Former assistant headteacher at East Ham school struck off for faking pupil attendance records

PUBLISHED: 14:28 21 June 2018

Imtiaz Nabi worked at Langdon School in East Ham Picture: Steve Poston

Imtiaz Nabi worked at Langdon School in East Ham Picture: Steve Poston


A former assistant headteacher who admitted doctoring registers in a bid to improve attendance statistics has banned from the profession.

Imtiaz Nabi, who worked at Langdon School - now Langdon Academy - between 1995 and 2009, has been prohibited indefinitely from teaching and may not apply for the decision to be set aside for two years.

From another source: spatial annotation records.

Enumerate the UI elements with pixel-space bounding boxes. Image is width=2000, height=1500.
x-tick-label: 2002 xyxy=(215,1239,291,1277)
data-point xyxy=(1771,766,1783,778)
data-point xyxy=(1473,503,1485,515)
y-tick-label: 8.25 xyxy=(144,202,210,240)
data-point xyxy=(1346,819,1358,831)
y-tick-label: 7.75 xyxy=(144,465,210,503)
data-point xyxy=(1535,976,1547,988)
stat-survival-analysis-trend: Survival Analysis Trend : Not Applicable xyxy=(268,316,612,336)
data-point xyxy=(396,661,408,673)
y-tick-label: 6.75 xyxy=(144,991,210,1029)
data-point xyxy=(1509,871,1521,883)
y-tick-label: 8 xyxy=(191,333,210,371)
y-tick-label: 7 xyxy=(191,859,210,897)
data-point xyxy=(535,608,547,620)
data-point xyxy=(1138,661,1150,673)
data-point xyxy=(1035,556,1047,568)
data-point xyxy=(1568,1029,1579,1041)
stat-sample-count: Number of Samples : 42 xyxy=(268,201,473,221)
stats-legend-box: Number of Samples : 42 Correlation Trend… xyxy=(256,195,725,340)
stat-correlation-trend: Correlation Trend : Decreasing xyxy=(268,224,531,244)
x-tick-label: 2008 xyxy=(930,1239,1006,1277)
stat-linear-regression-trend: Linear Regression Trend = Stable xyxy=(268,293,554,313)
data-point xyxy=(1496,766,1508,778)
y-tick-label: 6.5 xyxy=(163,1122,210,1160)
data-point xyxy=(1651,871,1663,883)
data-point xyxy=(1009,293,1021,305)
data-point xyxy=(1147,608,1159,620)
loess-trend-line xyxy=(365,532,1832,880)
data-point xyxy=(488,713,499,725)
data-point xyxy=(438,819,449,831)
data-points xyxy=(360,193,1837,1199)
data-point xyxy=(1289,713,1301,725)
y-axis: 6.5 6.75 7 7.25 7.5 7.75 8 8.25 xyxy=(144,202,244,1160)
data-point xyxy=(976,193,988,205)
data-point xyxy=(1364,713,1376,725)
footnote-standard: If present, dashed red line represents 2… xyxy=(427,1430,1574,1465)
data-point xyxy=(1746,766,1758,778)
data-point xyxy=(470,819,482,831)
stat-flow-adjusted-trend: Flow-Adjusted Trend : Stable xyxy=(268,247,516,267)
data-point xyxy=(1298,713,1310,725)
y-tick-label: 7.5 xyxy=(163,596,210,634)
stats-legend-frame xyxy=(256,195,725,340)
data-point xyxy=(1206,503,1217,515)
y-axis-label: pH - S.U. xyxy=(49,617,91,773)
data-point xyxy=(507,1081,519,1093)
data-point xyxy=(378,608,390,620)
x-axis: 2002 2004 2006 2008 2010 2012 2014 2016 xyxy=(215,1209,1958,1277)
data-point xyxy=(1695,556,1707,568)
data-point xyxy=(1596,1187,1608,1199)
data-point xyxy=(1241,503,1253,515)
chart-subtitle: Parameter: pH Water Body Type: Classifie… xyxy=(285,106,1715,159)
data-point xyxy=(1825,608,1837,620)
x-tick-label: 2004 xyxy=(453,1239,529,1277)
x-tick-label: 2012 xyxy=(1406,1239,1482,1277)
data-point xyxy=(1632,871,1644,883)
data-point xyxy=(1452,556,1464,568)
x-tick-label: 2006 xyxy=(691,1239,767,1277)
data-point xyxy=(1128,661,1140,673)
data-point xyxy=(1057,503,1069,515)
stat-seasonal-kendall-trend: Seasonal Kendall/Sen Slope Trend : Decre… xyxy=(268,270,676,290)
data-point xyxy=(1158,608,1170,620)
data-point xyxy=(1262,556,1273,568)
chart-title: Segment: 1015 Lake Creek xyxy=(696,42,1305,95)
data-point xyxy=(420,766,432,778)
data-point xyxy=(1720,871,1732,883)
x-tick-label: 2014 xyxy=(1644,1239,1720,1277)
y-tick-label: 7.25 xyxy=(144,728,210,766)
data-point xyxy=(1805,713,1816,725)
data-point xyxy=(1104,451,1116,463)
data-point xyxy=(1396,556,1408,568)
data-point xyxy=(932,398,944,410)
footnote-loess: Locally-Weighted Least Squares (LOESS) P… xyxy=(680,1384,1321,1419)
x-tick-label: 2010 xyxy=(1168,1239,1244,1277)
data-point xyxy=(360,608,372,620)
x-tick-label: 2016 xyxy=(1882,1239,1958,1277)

No explanation was given as to why it took until this year that a notice of proceedings was served on Mr Nabi, despite a member of staff who provided evidence to the hearing being interviewed as part of an investigation in 2011.

The Teaching Regulation Authority conduct panel heard how between April 2007 and February 2009, when he resigned, Mr Nabi would “frequently falisfy the attendance figures which were presented for the lower school [Years 7 and 8] to ensure that these were above 95 per cent”.

This, the report of the hearing states, was because the Sussex Road, East Ham school’s headteacher at the time, Vanessa Wiseman, would “focus on any recorded attendance below 95pc”.

Among the amendments Mr Nabi made to the paper registers was changing the letter ‘H’ for authorised holiday to a ‘B’ denoting education off site, because this would count the pupil as present in attendance statistics.

He would also change ‘E’ for excluded to a ‘B’, which was explained as not being an exclusion because work was being sent home.

During the hearing, Mr Nabi admitted to the “serious matter” of falsifying registers, which could “have the effect of disguising a safeguarding concern in relation to a child who is absent”.

The report stated that “whilst there is no evidence that pupils were placed at risk, there is a need for attendance records to be accurate from a safeguarding perspective”.

The panel was satisfied that the conduct of Mr Nabi amounted to misconduct of a serious nature which fell significantly short of the standards expected.

It recognised that at the time, Mr Nabi was operating “under significant pressure” and that he felt “scared and did not want to be shouted at”.

Mr Nabi, the panel ruled, had also showed “insight and contrition” and was of “previous good character”.